İnsan, kâinatın ifade ettiği manaları anlayabilen ve içindeki harikaları hayret ve ibretle seyredebilen, yaratıcının varlık ve birliğini -şuurlu olarak değil- hayatlarıyla ve üstlendikleri vazifelerle bildiren ve manen O’nu tesbih eden canlı-cansız her şeyin ibadetlerini gören ve kendi küçük ama niyeti büyük şahsî ibadetiyle gördüğünü gösteren, onların ibadetlerini kendi ibadeti içine katarak -şuurlu olarak- ilahi huzura takdim etmekle, tüm yaratılanlar üstünde bir rütbe kazanmıştır.
İnsanın bitki ve hayvanlara benzeyen biyolojik özellikleri vardır. Bu yönüyle, diğer tüm canlılar gibi zaman nehrinin içinde akıp gitmektedir. Buna rağmen, kendine yüksek bir kıymet kazandıran, manevi yöndeki gelişimidir. Kabiliyetlerini düzene koyan ve gerçek ve yüksek maksatlar vererek hayvandan başka bir yöne sevk eden ve terbiye ederek mükemmelleşme yolunda doğru istikameti veren, ancak İslamiyet’tir.
İslamiyet öyle aydınlık ve parlak bir rehberdir ki, bütün eşyayı yaratanı sevmek ve tanımak manaları içinde olduğundan, ışıl ışıl parlar. Eşyanın gerçek maksatları ve hakikati, o ışıkla görünür.
Bir eşyanın yapılmasındaki maksat, elbette yapan ustadan sorulur ve ustanın kullanım kılavuzundan okunur. Madem yapan bilir, elbette bilen konuşur. O halde, bir radyonun ne işe yaradığı ve o radyodan ne beklediği, onu yapan elektronikçiden sorulacak.
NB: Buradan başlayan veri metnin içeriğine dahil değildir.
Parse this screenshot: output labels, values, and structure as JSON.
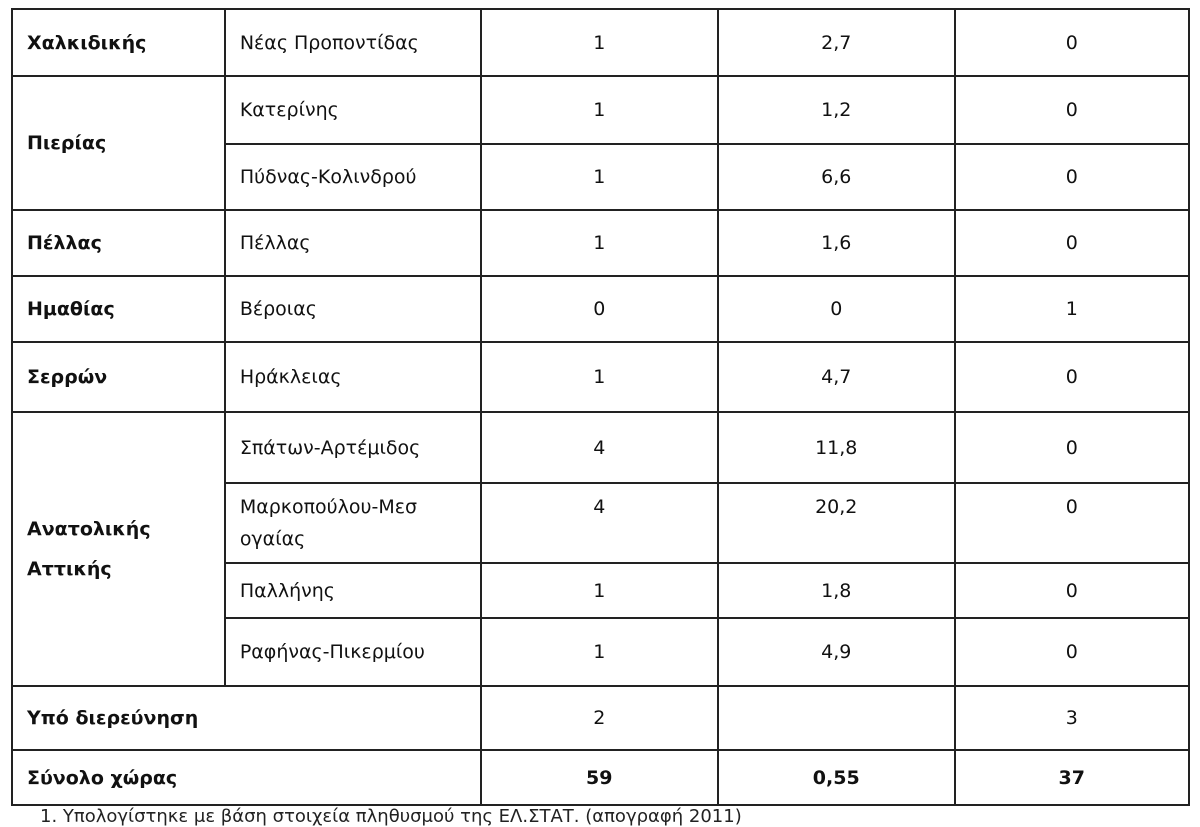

Elbette, o elektronikçi, o radyonun istediği gibi çalışmasından, ayarladığı frekanstaki sesleri dinletmesinden hoşnut olacaktır. İstemediği bir bant genişliğinden, sevmediği radyo frekanslarını iletmesi, maksadına aykırı olacağından, böyle bir radyo makbul görülmeyerek hoşnutsuzluğa sebep olacaktır. Doğru çalışan eserini başköşeye koyacak, herkese iftiharla bahsedecek, diğerini kırıp atacaktır.
İnsanın yapılışındaki maksat ise, en önce bu dünyanın kendisi için özel olarak inşa edildiğini görmesi ve takdir etmesidir. Bu maksadı karşılayan ve ona uygun hareket eden insandan, onu yapan ustası elbette hoşnut kalacaktır ve onu başköşeye koyacaktır.
İnsan, fiziksel yapısının zayıflığı, acizliği ve muhtaçlığı yönüyle çok küçük ve düşük bir canlıdır ama akıl ve idrak yönüyle çok büyük ve yüksek bir kıymeti var. Madem bütün kâinatın yaratılış hikmetleri ve maksatları insan ile ortaya çıkıyor, onunla gerçekleşiyor ve madem, bir ağacın neticesi meyvesidir ve ağacın bütün dalları, budakları o meyve için çalışır.
Hatta denilebilir ki: “onun içindir”. Kâinat ağacının meyvesi, neticesi olan ve gerçek kıymetini anlayan hakikî bir insan elbette diyebilir ki:
“Bu dünya benim bir evimdir ve benim için böyle hazırlanmış.”
[1] Risale-i Nur/23.Söz/İkinci Mebhas/Dördüncü Nükte.